In 7 giorni vaccini a tutti i prof

3 Marzo 2021

Vertice in Regione per andare più veloci: entro due giorni l’accordo con i medici di famiglia

PESCARA . Terminare la somministrazione dei vaccini agli insegnanti entro una settimana. È l’obiettivo realistico a cui si è arrivati al termine del vertice che si è svolto nel pomeriggio di ieri tra la Regione, il suo Dipartimento Salute, le Asl e il referente regionale della campagna vaccinale, Maurizio Brucchi.
All’ordine del giorno del summit, il nuovo cronoprogramma per completare prioritariamente la vaccinazione del personale scolastico e una redistribuzione delle dosi disponibili in Abruzzo per incrementare la campagna nelle zone rosse.
SCUOLA IN SICUREZZA. La prima linea tracciata è quella sul mondo della scuola.
«Come previsto intensificheremo in questi giorni la somministrazione dei vaccini al corpo docente e pensiamo di concluderla entro mercoledì», ha dichiarato al Centro l’assessore regionale alla sanità, Nicoletta Verì.
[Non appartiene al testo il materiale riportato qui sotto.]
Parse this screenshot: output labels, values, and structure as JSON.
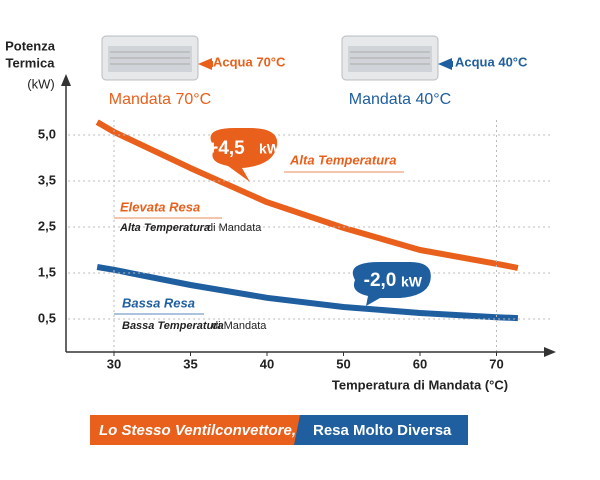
{
  "chart_data": {
    "type": "line",
    "y_label_line1": "Potenza",
    "y_label_line2": "Termica",
    "y_unit": "(kW)",
    "x_label": "Temperatura di Mandata (°C)",
    "x": [
      28.9,
      30,
      35,
      40,
      50,
      60,
      70,
      72.8
    ],
    "series": [
      {
        "name": "Mandata 70°C",
        "color": "#e8601c",
        "values": [
          5.42,
          5.1,
          3.92,
          3.04,
          2.48,
          2.0,
          1.7,
          1.61
        ]
      },
      {
        "name": "Mandata 40°C",
        "color": "#1f5fa0",
        "values": [
          1.63,
          1.57,
          1.24,
          0.96,
          0.76,
          0.63,
          0.54,
          0.52
        ]
      }
    ],
    "xlim": [
      27,
      77
    ],
    "xticks": [
      30,
      35,
      40,
      50,
      60,
      70
    ],
    "ylim": [
      -0.2,
      6.8
    ],
    "yticks": [
      {
        "value": 0.5,
        "label": "0,5"
      },
      {
        "value": 1.5,
        "label": "1,5"
      },
      {
        "value": 2.5,
        "label": "2,5"
      },
      {
        "value": 3.5,
        "label": "3,5"
      },
      {
        "value": 5.0,
        "label": "5,0"
      }
    ],
    "grid": true,
    "annotations": {
      "water_hot": "Acqua 70°C",
      "water_cold": "Acqua 40°C",
      "diff_high_value": "+4,5",
      "diff_low_value": "-2,0",
      "diff_unit": "kW",
      "high_label": "Alta Temperatura",
      "high_yield": "Elevata Resa",
      "high_desc_bold": "Alta Temperatura",
      "high_desc_rest": "di Mandata",
      "low_yield": "Bassa Resa",
      "low_desc_bold": "Bassa Temperatura",
      "low_desc_rest": "di Mandata",
      "banner_left": "Lo Stesso Ventilconvettore,",
      "banner_right": "Resa Molto Diversa"
    }
  }
}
Un traguardo questo a cui successivamente potrebbe seguire la riapertura delle scuole: «La vaccinazione è un elemento importante per la sicurezza, completate le operazioni si potrà pensare al ritorno in classe, valutando però anche la curva dei contagi nei vari Comuni», ha specificato l’assessore.
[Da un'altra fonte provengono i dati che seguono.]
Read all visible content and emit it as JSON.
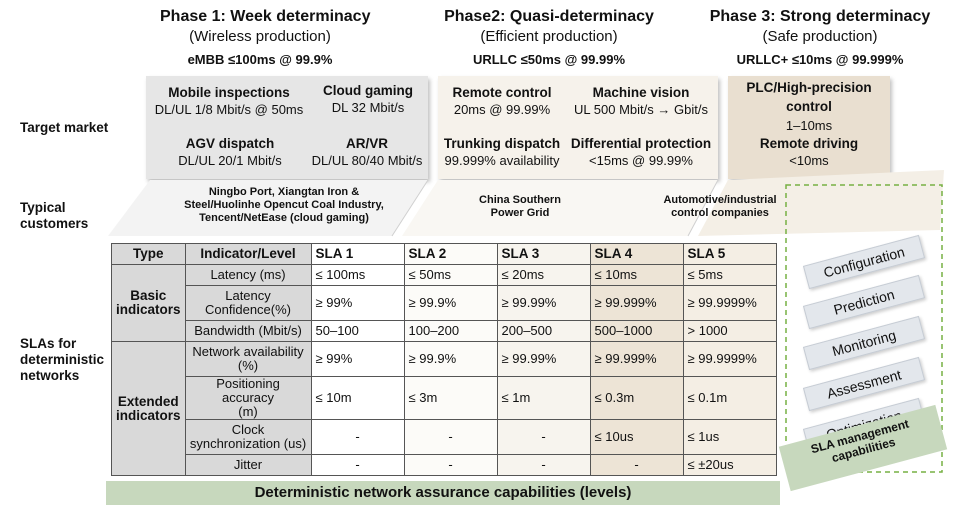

CENTRI DI VACCINAZIONE. Le Asl, come richiesto dalla circolare del dipartimento, hanno individuato i punti da adibire a centri vaccinali. Ci sono aziende sanitarie che ne hanno identificato in maggior numero rispetto ad altre e, come sottolineato dall’assessore, «siamo sempre in attesa di poter avere maggiore personale sanitario». Va portata a termine la prima fase, ossia la somministrazione al personale sanitario stesso e agli over 80.
PIÙ MEDICI PER I VACCINI. L’assessore ha fatto sapere anche che saranno coinvolti nella campagna vaccinale i medici in pensione che esprimono volontariamente la propria disponibilità ad aderire.
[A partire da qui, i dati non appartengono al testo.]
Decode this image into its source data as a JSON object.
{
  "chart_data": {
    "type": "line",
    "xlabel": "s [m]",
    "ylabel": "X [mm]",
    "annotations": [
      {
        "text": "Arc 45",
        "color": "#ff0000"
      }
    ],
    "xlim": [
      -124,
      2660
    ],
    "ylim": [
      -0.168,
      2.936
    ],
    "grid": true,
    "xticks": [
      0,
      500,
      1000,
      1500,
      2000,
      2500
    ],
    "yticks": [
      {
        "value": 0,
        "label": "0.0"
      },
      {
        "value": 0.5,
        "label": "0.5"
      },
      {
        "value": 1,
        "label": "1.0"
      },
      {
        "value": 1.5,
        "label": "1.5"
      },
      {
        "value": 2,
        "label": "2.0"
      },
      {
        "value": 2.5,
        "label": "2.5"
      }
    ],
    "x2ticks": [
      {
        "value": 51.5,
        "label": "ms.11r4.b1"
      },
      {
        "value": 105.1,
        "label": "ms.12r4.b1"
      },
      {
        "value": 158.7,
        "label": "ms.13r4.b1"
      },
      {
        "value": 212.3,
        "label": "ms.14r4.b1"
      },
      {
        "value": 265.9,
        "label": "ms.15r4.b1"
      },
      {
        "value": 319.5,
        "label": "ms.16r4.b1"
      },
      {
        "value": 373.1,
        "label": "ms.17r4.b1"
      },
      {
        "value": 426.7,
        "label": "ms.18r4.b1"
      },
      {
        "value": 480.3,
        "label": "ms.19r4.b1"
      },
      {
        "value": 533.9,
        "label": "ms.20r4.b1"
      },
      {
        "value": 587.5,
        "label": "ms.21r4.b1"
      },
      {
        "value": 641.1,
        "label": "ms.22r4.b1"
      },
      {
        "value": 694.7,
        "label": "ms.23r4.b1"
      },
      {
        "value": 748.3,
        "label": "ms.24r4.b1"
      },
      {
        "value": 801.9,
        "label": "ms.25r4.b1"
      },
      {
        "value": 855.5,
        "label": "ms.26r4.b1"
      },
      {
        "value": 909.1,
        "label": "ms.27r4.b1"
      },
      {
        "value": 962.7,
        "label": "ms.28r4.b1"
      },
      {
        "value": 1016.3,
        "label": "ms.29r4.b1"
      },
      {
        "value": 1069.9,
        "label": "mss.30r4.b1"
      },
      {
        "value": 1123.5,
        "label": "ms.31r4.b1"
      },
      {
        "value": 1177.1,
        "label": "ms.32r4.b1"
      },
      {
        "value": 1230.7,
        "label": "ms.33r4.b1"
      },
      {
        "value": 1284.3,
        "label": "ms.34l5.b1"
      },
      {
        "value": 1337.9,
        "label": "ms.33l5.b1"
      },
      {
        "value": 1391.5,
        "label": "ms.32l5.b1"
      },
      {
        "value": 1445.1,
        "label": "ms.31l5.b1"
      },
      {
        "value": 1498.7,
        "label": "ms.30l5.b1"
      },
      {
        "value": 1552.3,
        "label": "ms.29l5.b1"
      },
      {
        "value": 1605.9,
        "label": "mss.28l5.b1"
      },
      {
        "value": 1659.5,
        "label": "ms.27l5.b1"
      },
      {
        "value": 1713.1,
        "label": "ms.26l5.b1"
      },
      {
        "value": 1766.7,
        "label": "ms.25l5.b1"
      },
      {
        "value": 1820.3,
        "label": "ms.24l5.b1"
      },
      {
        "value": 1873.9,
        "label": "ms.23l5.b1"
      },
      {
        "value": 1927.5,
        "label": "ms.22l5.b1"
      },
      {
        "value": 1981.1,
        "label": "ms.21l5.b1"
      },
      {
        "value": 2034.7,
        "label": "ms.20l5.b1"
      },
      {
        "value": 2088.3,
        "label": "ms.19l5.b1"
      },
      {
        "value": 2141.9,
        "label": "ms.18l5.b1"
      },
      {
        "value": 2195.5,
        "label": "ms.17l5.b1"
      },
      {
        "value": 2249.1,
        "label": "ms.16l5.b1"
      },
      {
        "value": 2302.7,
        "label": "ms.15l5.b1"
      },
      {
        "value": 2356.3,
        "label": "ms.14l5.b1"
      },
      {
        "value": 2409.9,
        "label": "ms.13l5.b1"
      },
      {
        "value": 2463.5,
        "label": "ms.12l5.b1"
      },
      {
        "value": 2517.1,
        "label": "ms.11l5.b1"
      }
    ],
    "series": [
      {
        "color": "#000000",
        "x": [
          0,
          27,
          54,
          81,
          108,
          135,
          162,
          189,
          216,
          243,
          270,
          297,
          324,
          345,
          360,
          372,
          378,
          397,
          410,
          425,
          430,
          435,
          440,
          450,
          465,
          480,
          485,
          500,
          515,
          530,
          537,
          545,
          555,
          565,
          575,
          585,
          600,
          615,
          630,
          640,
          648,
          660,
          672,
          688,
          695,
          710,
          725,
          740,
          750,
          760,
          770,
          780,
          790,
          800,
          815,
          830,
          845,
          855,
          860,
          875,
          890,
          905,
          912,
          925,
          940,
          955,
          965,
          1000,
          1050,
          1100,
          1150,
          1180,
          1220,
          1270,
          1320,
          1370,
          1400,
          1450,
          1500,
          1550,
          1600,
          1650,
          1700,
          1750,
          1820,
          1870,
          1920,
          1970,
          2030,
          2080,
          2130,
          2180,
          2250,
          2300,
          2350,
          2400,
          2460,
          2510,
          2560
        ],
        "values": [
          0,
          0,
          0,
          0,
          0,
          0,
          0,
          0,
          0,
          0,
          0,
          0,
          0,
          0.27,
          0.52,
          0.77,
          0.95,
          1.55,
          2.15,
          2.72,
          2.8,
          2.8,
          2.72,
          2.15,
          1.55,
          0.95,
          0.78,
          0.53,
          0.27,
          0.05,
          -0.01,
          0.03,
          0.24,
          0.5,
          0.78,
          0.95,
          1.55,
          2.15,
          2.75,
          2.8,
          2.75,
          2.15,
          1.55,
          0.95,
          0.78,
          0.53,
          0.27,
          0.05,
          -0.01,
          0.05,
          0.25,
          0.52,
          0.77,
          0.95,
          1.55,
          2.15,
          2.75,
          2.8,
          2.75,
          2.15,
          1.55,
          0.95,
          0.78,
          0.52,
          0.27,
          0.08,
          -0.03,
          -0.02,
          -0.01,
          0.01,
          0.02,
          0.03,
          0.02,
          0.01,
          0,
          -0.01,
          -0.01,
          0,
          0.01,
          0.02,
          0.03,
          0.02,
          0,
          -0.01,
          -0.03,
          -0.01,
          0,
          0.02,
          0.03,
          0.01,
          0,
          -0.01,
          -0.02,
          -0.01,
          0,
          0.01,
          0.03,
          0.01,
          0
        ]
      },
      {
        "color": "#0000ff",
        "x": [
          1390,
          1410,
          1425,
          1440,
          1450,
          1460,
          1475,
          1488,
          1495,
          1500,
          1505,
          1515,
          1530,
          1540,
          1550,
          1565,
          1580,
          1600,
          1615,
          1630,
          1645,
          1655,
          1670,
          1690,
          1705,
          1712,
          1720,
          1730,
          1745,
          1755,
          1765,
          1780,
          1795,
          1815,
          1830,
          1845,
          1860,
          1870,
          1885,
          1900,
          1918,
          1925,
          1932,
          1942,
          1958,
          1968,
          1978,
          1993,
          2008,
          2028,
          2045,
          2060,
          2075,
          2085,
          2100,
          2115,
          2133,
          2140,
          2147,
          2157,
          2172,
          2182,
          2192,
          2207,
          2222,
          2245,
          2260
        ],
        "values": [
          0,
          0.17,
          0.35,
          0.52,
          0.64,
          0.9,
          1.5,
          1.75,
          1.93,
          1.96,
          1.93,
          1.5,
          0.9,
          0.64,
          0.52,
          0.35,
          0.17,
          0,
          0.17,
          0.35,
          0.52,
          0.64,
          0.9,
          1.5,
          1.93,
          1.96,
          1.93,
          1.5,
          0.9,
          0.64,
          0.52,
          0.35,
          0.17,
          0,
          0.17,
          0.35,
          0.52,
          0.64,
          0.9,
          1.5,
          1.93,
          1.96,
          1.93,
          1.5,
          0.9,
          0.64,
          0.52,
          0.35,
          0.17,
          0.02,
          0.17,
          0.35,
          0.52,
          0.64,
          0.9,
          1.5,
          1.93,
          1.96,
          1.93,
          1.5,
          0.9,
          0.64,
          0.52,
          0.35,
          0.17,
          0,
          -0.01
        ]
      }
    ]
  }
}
La Regione, inoltre, sta elaborando la bozza per raggiungere l’accordo con i medici di medicina generale. Tra oggi e domani verrà condiviso con la categoria in un incontro: «Noi presenteremo la nostra proposta, ci auguriamo che ci sia convergenza», ha commentato l’assessore.
«I medici di medicina generale sono importanti, specialmente adesso che ci apprestiamo ad entrare nella seconda fase delle vaccinazioni, con l’immunizzazione dei soggetti fragili».
DISABILI. In base al cronoprogramma, infatti, dalla seconda metà di marzo dovrebbe partire la somministrazione delle dosi ai disabili e alle persone fragili. Ma il referente regionale per le vaccinazioni, Brucchi, precisa: «Va ribadito che dipende sempre dalle dosi che ci saranno consegnate, c’è una programmazione mensile che però ci viene confermata di settimana in settimana».
DOSI. Nel frattempo i vaccinati in Abruzzo salgono a quota 88mila. Nello specifico alle 19.13 di ieri i vaccini somministrati nella regione erano 88.188, il 67,9% delle dosi consegnate, che ammontano a 129.950.
L’Abruzzo fa meglio di Calabria, Liguria, Lombardia, Marche, Molise, Sardegna, Sicilia, Umbria e Veneto.
La regione resta anche vicina alla media nazionale, che si attesta al 69,4%.
Gli operatori sanitari e sociosanitari vaccinati nella nostra regione sono 45.855, a cui seguono gli ultraottantenni (16.498) e il personale non sanitario (11.231). Risultano più staccate, invece, le categorie del personale scolastico (5.4141), gli ospiti delle strutture residenziali (5.169) e le forze armate (4.021) (a.s.)